Further, asserting a state of nature in which man not only possesses natural rights absolutely, but has the absolute (that is, unlimited) exercise thereof argues that the unlimited exercise of all rights is natural. This we know is impossible, for one of the primary "laws" of the common good (that is, of social justice), after the demand that the common good itself remain inviolate, is that no right or power can legitimately be exercised in any way that harms the right holder, other individuals or groups, or the common good itself. Limitation of exercise, even of rights that are possessed absolutely, is thus inherent in human nature itself.

Man's political nature is exhibited by his membership in a single group or (in practical terms) many groups that, in part, make up the common good and demonstrate the organized structure of society; the mere fact of a group itself is sufficient proof that someone is a member of society and is, in the truest sense, political. The moment you make conditions, that is, once you declare that personality is due to something other than mere humanity, you are, essentially, denying that man is political by nature, as well as undermining the natural moral law.

Fortunately, however, Mason had an inherent understanding of the importance of groups, and realized that true political action consists of something more than simply passing and enforcing laws. Mason's remarkable accomplishment was to insert Aristotle's concept of man as a political animal into a supremely individualistic culture and intellectual framework. He was able to find a middle ground and develop a synthesis between liberal philosophy's state of nature and Cardinal Bellarmine's concept that God grants certain rights to the collective.

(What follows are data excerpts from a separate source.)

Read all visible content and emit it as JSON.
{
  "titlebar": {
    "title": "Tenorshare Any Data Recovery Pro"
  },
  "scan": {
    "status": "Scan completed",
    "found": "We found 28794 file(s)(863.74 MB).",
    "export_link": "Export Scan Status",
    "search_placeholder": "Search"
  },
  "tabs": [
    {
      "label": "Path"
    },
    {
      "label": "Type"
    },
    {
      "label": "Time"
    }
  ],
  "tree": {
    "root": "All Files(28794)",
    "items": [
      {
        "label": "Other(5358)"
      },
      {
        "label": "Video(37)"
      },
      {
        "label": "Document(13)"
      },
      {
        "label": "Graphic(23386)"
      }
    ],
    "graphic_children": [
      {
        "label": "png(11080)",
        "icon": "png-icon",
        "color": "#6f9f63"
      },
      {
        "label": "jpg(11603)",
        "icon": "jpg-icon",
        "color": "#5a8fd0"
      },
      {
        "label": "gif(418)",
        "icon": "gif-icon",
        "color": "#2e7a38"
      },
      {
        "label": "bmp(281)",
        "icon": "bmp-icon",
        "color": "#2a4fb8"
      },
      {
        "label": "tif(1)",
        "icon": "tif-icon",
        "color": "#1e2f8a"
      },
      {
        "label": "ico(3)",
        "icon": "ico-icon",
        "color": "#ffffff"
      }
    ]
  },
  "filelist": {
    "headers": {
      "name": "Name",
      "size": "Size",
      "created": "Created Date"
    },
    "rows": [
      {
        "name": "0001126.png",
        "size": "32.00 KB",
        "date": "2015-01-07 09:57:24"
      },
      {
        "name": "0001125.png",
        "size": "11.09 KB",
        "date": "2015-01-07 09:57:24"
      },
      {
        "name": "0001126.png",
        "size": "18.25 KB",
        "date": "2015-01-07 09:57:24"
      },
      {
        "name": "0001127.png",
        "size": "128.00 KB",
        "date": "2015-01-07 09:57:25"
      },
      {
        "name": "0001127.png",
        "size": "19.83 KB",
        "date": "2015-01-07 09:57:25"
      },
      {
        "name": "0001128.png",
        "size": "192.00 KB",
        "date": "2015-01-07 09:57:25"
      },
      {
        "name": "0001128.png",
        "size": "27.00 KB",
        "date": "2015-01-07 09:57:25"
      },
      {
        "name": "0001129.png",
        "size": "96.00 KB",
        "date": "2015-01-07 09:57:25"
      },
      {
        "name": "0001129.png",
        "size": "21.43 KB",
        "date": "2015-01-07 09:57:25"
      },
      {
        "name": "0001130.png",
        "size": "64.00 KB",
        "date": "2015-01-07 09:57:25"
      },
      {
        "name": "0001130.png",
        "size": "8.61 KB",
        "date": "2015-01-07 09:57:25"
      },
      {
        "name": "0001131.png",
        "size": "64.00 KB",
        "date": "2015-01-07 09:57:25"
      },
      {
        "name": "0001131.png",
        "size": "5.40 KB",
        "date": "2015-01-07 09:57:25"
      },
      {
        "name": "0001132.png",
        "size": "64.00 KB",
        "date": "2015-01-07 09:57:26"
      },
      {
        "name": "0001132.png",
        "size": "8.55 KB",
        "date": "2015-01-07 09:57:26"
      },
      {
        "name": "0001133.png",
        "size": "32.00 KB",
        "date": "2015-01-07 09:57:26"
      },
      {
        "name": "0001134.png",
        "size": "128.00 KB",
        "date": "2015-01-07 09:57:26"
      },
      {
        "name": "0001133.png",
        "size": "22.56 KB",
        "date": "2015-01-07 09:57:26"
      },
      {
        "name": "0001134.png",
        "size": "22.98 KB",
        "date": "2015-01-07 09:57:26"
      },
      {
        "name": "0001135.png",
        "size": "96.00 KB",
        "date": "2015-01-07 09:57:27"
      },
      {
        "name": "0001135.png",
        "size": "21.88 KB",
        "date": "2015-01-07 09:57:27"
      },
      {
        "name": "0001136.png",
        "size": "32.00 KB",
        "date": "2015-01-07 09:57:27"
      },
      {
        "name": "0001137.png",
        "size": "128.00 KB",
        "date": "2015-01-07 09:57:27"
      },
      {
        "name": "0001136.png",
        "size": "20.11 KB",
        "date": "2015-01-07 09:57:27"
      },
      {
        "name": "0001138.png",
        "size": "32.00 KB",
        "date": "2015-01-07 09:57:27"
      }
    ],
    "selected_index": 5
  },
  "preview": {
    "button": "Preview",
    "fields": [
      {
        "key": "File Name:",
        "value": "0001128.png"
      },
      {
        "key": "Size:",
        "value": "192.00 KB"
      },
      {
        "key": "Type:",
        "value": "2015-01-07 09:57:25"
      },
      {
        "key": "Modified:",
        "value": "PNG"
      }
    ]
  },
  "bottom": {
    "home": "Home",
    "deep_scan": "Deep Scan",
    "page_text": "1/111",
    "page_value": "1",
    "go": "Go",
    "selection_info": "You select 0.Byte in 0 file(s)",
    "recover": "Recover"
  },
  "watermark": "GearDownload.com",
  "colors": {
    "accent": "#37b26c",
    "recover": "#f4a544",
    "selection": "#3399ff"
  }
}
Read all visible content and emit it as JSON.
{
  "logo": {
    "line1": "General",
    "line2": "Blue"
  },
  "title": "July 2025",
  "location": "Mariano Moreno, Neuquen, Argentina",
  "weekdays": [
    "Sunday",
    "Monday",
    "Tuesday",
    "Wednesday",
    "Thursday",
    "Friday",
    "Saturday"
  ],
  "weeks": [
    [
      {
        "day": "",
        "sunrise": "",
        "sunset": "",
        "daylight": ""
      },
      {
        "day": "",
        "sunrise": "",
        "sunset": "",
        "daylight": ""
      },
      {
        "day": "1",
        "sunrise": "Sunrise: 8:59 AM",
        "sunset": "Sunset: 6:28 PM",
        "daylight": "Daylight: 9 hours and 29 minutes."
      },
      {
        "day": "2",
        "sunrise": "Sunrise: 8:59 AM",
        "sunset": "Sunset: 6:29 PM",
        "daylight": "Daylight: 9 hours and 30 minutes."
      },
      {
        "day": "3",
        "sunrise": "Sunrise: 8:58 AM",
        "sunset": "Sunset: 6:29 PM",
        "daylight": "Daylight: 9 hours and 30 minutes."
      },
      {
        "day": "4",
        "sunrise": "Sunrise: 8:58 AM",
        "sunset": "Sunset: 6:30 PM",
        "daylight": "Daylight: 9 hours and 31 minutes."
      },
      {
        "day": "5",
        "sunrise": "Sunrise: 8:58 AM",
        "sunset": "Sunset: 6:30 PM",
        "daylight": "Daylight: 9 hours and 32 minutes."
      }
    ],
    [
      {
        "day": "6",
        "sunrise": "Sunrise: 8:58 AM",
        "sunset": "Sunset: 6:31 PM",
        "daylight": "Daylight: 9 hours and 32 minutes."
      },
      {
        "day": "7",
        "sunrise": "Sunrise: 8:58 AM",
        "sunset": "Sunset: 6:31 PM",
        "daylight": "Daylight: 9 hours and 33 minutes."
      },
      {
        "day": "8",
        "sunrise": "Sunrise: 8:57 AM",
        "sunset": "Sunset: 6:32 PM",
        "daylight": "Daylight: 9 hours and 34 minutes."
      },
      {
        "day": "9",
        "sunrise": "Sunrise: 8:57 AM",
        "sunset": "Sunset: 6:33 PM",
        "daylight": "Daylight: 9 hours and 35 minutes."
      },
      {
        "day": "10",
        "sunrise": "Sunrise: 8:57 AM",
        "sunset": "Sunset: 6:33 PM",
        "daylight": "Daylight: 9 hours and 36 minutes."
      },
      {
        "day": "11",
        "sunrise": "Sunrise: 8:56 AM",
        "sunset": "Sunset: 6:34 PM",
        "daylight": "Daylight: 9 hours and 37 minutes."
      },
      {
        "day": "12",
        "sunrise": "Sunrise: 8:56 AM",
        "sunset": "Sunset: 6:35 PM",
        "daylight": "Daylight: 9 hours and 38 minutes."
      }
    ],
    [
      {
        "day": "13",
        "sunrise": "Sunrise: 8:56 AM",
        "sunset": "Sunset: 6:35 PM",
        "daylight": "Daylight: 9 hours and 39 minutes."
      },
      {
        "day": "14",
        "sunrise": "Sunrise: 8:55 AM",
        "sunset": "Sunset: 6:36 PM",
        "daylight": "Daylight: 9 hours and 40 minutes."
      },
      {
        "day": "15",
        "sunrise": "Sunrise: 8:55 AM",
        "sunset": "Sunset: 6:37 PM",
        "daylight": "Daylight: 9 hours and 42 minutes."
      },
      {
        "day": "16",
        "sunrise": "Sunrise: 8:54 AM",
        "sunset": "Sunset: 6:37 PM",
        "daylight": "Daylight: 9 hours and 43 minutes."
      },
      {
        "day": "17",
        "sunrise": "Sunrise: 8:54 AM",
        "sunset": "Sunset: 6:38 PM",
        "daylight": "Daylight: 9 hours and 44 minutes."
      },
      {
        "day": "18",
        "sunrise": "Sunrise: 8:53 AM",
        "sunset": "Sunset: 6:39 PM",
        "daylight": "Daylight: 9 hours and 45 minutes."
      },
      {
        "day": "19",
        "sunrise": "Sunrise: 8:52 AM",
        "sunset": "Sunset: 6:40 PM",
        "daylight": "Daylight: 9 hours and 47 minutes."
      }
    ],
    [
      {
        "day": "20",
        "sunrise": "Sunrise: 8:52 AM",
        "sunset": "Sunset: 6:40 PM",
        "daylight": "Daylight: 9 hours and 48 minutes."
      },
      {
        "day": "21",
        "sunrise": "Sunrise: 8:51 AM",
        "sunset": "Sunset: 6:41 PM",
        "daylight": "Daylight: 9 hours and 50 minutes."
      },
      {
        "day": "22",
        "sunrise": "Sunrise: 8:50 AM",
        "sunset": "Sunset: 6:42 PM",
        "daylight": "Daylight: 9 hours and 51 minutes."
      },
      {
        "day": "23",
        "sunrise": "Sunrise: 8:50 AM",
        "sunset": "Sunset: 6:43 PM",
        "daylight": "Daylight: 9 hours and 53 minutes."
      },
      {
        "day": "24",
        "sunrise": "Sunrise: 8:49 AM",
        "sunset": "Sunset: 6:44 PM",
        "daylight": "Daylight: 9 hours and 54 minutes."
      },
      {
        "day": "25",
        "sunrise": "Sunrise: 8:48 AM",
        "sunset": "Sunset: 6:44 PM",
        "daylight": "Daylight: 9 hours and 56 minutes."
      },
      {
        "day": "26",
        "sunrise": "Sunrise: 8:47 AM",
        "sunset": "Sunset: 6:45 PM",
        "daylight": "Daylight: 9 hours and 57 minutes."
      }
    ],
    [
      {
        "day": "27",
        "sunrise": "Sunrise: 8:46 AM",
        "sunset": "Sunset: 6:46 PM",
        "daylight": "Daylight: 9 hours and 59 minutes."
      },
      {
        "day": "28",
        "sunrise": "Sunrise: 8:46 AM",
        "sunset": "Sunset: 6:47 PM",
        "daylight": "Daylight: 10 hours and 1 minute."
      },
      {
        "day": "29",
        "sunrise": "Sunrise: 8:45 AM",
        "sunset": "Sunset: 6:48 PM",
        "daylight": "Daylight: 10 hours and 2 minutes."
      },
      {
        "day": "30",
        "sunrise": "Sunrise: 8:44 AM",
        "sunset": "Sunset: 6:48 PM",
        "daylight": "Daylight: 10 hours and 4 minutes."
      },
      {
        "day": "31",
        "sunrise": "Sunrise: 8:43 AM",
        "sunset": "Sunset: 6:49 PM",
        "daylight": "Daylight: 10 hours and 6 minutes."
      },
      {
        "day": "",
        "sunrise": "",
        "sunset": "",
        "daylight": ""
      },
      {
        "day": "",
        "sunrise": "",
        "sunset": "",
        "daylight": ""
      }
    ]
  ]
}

Mason's via media was not articulated. It is, however, powerfully evident in his draft of the Virginia Declaration of Rights, his insistence on a bill of fundamental natural rights in the U.S. Constitution, and, fortunately, in his influence on the founding document of the United States: the Declaration of Independence.

Mason can therefore be given credit for the way in which the American approach to government and politics developed immediately following the Revolution. As we will see in the next posting in this series, private property, free association, and the idea of groups were in America combined in a unique new way that developed not only a new science of politics, but gave hints of a new concept in moral philosophy, the idea of "social virtue," that is, legal justice as a particular, not merely a general virtue.